Speaking at a press conference at the United Nations headquarters in New York on Tuesday, Khan spoke in grave terms about the situation in Kashmir and warned of the chances for a new war with India, Pakistan’s longtime regional rival.
“I came out to New York only because I felt that unless we highlight what is going on in Kashmir, the world is not going to know,” the PM said, adding dispute over the region creates “a potential that two nuclear-armed countries could come face-to-face.”
“This is the time for the world to act, before this goes too far, because this is the first time after the Cuban [missile] crisis that two nuclear-armed countries” would square off on the world stage, the PM said.

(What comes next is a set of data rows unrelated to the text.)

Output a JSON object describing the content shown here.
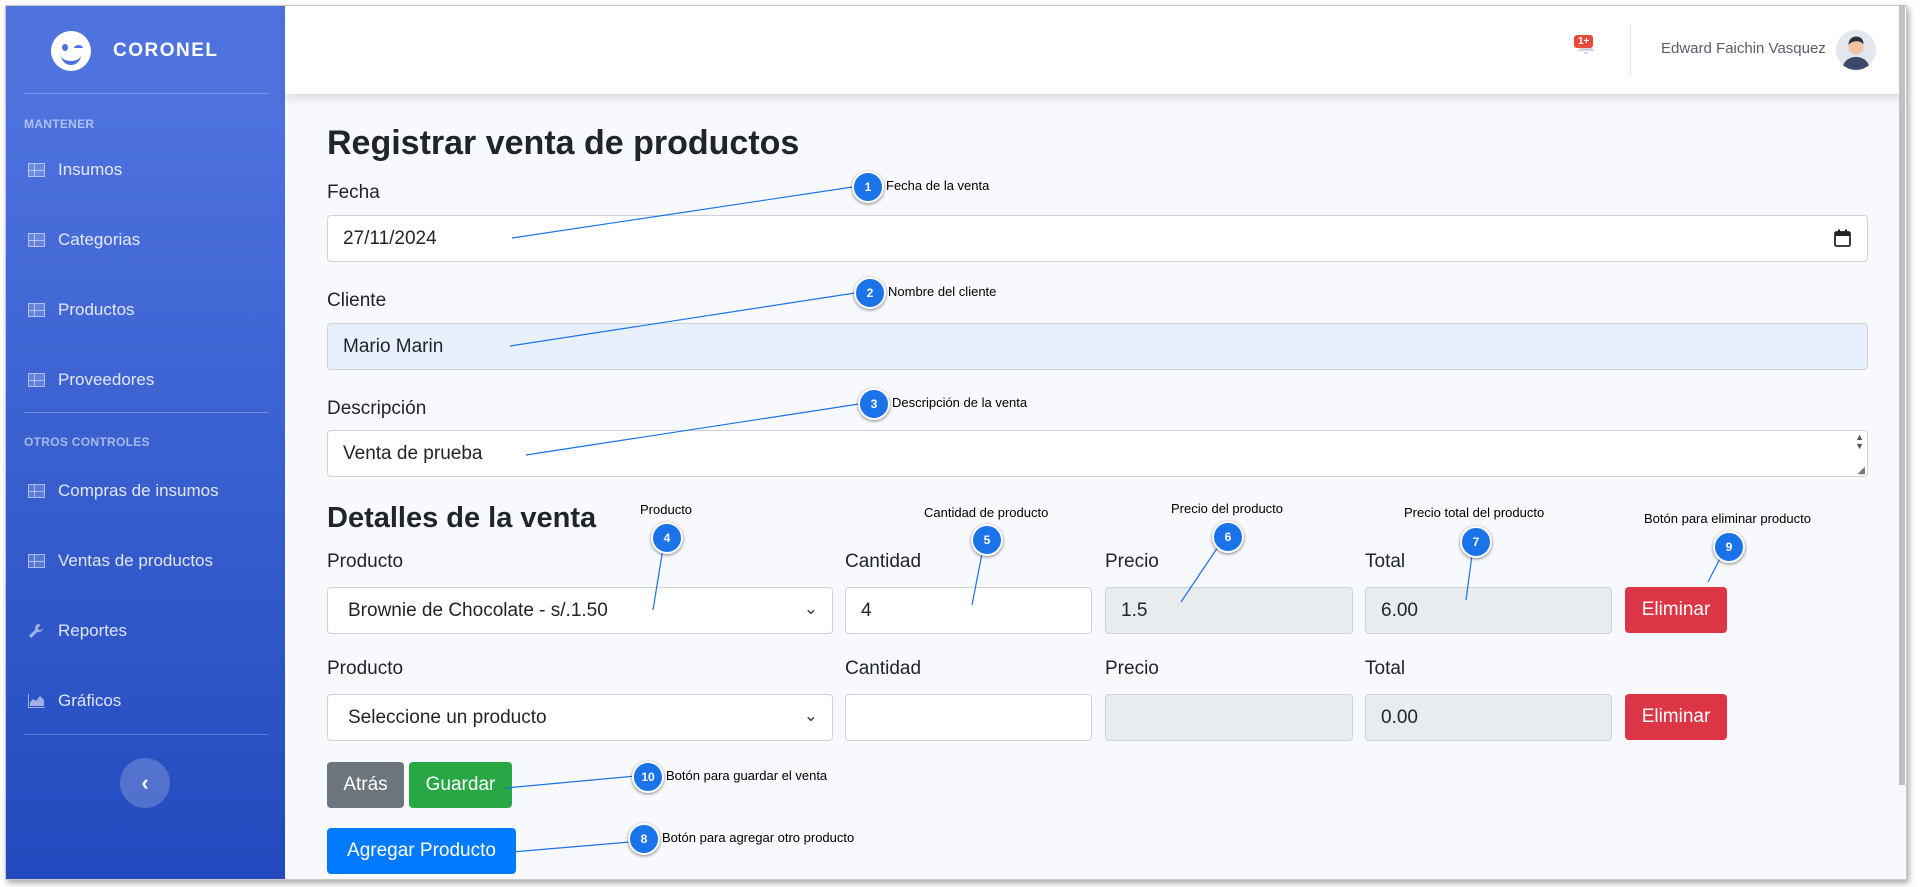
{
  "sidebar": {
    "brand": "CORONEL",
    "heading_maintain": "MANTENER",
    "heading_other": "OTROS CONTROLES",
    "items": [
      {
        "label": "Insumos"
      },
      {
        "label": "Categorias"
      },
      {
        "label": "Productos"
      },
      {
        "label": "Proveedores"
      },
      {
        "label": "Compras de insumos"
      },
      {
        "label": "Ventas de productos"
      },
      {
        "label": "Reportes",
        "icon": "wrench-icon"
      },
      {
        "label": "Gráficos",
        "icon": "chart-area-icon"
      }
    ],
    "toggle_glyph": "‹"
  },
  "topbar": {
    "alert_badge": "1+",
    "user_name": "Edward Faichin Vasquez"
  },
  "page": {
    "title": "Registrar venta de productos",
    "fecha_label": "Fecha",
    "fecha_value": "27/11/2024",
    "cliente_label": "Cliente",
    "cliente_value": "Mario Marin",
    "descripcion_label": "Descripción",
    "descripcion_value": "Venta de prueba",
    "details_title": "Detalles de la venta",
    "rows": [
      {
        "producto_label": "Producto",
        "producto_value": "Brownie de Chocolate - s/.1.50",
        "cantidad_label": "Cantidad",
        "cantidad_value": "4",
        "precio_label": "Precio",
        "precio_value": "1.5",
        "total_label": "Total",
        "total_value": "6.00",
        "delete_label": "Eliminar"
      },
      {
        "producto_label": "Producto",
        "producto_value": "Seleccione un producto",
        "cantidad_label": "Cantidad",
        "cantidad_value": "",
        "precio_label": "Precio",
        "precio_value": "",
        "total_label": "Total",
        "total_value": "0.00",
        "delete_label": "Eliminar"
      }
    ],
    "back_label": "Atrás",
    "save_label": "Guardar",
    "add_product_label": "Agregar Producto"
  },
  "annotations": [
    {
      "n": "1",
      "text": "Fecha de la venta"
    },
    {
      "n": "2",
      "text": "Nombre del cliente"
    },
    {
      "n": "3",
      "text": "Descripción de la venta"
    },
    {
      "n": "4",
      "text": "Producto"
    },
    {
      "n": "5",
      "text": "Cantidad de producto"
    },
    {
      "n": "6",
      "text": "Precio del producto"
    },
    {
      "n": "7",
      "text": "Precio total del producto"
    },
    {
      "n": "8",
      "text": "Botón para agregar otro producto"
    },
    {
      "n": "9",
      "text": "Botón para eliminar producto"
    },
    {
      "n": "10",
      "text": "Botón para guardar el venta"
    }
  ],
  "colors": {
    "sidebar_top": "#4e73df",
    "sidebar_bottom": "#224abe",
    "danger": "#dc3545",
    "success": "#28a745",
    "primary": "#007bff",
    "secondary": "#6c757d",
    "annotation_marker": "#1a73e8"
  }
}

India and Pakistan have fought two wars over Kashmir, one in 1947 soon after the partition of India, and another in 1965. Pakistan currently controls a strip of the territory on its western extremity.
In August, the Indian government moved to revoke Kashmir’s special autonomous status, dispatching thousands of soldiers to the region in preparation for unrest expected follow the decision. While many observers have sounded alarms over potential abuses of Kashmir’s Muslim majority, New Delhi argues the move was necessary in order to fully integrate the region into India and to bring about economic development.
Indian Prime Minister Narendra Modi celebrated the decision as “historic,” arguing it would cut down on local corruption and “nepotism,” and allow Kashmiris to “elect [their] representatives in a transparent way.”
Islamabad and New Delhi have traded increasingly harsh barbs since the move to rescind the region’s special status, with India accusing its rival of backing terror groups in the area, while Pakistan has slammed India for a “crackdown” on Kashmir’s Muslims, and for infringing on its portion of the territory.